Travaux d’Emmanuel Fournier hors université
« Aller en verbes, sans noms, à l’infinitif, c’est laisser à autrui (laisser aux choses, se laisser) la place la plus large, la plus libre. Comme si tout était possible et restait à faire, à essayer, en acte. C’est donc aussi s’appeler à une pratique effective : à s’engager, à s’y mettre (à vivre, à être, à penser), chacun à sa manière. »
- Croire devoir penser 1992. Éditions de l’Éclat, 1996
« Penser sans le savoir. Marcher sans le savoir. Ni savoir comment faire pour marcher ou pour penser. S’étonner de manquer de savoir. Et de pouvoir savoir sans savoir savoir, sans avoir conscience de savoir. S’étonner de pouvoir penser ou marcher sans avoir à s’en inquiéter. »
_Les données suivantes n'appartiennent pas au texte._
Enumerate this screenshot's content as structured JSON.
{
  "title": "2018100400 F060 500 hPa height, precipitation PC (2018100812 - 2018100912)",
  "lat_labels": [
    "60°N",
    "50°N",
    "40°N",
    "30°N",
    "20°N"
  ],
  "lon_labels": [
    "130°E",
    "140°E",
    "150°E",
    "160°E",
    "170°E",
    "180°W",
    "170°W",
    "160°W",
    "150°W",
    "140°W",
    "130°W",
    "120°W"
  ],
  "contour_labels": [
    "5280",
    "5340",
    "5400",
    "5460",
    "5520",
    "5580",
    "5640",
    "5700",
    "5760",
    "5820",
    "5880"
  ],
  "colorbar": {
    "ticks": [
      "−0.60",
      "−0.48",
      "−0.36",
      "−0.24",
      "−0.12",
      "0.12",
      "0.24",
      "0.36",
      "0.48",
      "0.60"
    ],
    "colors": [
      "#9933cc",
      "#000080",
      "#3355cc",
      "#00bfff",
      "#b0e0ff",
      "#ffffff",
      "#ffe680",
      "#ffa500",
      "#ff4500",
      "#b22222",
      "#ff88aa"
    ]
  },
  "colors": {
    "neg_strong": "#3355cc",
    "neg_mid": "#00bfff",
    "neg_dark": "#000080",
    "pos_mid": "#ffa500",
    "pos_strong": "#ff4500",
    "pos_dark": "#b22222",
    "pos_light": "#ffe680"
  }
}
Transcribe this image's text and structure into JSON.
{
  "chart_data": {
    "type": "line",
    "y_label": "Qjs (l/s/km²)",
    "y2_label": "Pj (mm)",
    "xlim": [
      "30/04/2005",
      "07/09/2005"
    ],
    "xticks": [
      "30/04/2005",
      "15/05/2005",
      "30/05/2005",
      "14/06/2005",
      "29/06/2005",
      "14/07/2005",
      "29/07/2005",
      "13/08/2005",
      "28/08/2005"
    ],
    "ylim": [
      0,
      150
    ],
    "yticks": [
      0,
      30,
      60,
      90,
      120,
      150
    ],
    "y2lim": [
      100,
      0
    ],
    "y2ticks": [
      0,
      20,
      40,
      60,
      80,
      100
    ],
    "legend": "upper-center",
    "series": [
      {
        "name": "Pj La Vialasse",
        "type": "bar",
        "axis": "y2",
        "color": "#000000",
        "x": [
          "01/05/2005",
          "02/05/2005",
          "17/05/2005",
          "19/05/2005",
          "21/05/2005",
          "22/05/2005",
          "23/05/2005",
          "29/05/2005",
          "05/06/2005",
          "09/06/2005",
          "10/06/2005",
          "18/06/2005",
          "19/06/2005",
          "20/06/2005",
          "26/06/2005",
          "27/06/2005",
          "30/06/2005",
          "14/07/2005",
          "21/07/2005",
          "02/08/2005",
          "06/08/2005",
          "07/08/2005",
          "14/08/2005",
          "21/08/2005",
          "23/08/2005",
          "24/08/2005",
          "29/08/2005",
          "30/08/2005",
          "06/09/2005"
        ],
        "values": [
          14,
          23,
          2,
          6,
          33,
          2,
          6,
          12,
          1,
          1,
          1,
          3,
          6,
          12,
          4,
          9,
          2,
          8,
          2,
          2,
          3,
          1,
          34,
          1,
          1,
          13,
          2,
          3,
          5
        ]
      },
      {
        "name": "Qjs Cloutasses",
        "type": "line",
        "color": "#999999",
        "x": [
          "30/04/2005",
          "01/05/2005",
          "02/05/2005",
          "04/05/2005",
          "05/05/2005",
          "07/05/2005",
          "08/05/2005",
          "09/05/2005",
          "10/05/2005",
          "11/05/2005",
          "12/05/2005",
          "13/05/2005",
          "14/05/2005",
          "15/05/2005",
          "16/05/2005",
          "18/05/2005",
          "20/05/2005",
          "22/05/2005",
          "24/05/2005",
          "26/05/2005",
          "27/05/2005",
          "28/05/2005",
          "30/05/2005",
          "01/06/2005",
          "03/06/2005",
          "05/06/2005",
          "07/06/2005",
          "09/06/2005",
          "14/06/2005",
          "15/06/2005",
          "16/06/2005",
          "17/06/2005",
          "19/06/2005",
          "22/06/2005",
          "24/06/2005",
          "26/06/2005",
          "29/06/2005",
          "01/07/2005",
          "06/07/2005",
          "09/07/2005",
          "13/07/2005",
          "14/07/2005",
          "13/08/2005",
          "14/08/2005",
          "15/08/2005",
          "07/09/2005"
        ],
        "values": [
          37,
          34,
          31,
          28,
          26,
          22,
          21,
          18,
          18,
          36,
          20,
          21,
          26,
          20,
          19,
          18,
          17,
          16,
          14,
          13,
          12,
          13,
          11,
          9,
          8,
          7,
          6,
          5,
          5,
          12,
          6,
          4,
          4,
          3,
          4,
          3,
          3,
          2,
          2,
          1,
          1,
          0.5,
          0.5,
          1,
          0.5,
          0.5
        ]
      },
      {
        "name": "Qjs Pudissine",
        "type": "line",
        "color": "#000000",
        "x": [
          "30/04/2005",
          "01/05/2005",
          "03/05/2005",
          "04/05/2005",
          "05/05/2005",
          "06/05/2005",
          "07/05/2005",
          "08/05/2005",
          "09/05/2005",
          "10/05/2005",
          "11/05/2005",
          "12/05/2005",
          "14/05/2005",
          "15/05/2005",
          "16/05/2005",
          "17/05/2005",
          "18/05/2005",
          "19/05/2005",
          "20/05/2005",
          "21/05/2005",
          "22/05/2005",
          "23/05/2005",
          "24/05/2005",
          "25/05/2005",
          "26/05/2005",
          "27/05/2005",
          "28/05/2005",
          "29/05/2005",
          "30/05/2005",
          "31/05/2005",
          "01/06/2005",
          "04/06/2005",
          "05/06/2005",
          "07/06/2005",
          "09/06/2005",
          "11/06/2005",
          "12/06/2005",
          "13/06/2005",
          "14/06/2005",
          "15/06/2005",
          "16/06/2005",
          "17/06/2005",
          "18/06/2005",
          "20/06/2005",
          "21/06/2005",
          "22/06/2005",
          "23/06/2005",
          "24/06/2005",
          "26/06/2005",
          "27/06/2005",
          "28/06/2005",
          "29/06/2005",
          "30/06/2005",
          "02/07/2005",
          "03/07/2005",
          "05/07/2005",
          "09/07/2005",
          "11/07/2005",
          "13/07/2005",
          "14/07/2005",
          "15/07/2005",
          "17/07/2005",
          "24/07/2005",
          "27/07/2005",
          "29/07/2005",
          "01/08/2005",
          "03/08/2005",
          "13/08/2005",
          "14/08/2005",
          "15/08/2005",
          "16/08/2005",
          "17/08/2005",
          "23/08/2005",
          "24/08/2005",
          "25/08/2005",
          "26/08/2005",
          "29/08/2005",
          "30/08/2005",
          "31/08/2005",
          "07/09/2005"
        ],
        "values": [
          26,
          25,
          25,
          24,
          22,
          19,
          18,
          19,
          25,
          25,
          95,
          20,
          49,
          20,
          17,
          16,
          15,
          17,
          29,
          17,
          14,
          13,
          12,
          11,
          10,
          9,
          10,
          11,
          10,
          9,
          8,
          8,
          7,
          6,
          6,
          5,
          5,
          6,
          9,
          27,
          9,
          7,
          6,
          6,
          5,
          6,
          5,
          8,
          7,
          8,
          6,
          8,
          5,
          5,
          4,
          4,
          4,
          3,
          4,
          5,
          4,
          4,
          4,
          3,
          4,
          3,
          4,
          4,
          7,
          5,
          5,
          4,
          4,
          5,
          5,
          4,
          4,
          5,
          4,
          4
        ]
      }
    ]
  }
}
D’ordinaire, le langage répond aux interrogations par des énoncés articulés autour de verbes soumis à la conjugaison, rattachant ainsi l’homme à ses questions sans pour autant lui répondre. Restait à tenter l’expérience de la “déconjugaison”, par laquelle le verbe, laissé intact, se déclinerait exclusivement à l’infinitif. Alors l’homme et ses questions et ses réponses conjugués se prennent à sourire de ce qu’on ait pu croire devoir penser : « Je pense, donc je suis », comme s’il ne s’agissait au fond que de se pincer simplement l’avant-bras pour ne pas avoir à douter que ce fût bien «soi» et non quelqu’autre chose. C’est toute l’ironie de ce livre qui paraît en 1996 pour la première fois, fêtant les 37 ans de l’auteur. C’est toute sa légèreté que d’annoncer qu’«il nous arrive parfois d’espérer répondre aux questions que nous nous posons» par ces «études pour doute et conscience … où il est question de douter, de croire et de savoir, de pouvoir et de manquer, de finir, de changer et de vouloir, de devoir, de servir et de se libérer», mais jamais de soi, ni de René Descartes.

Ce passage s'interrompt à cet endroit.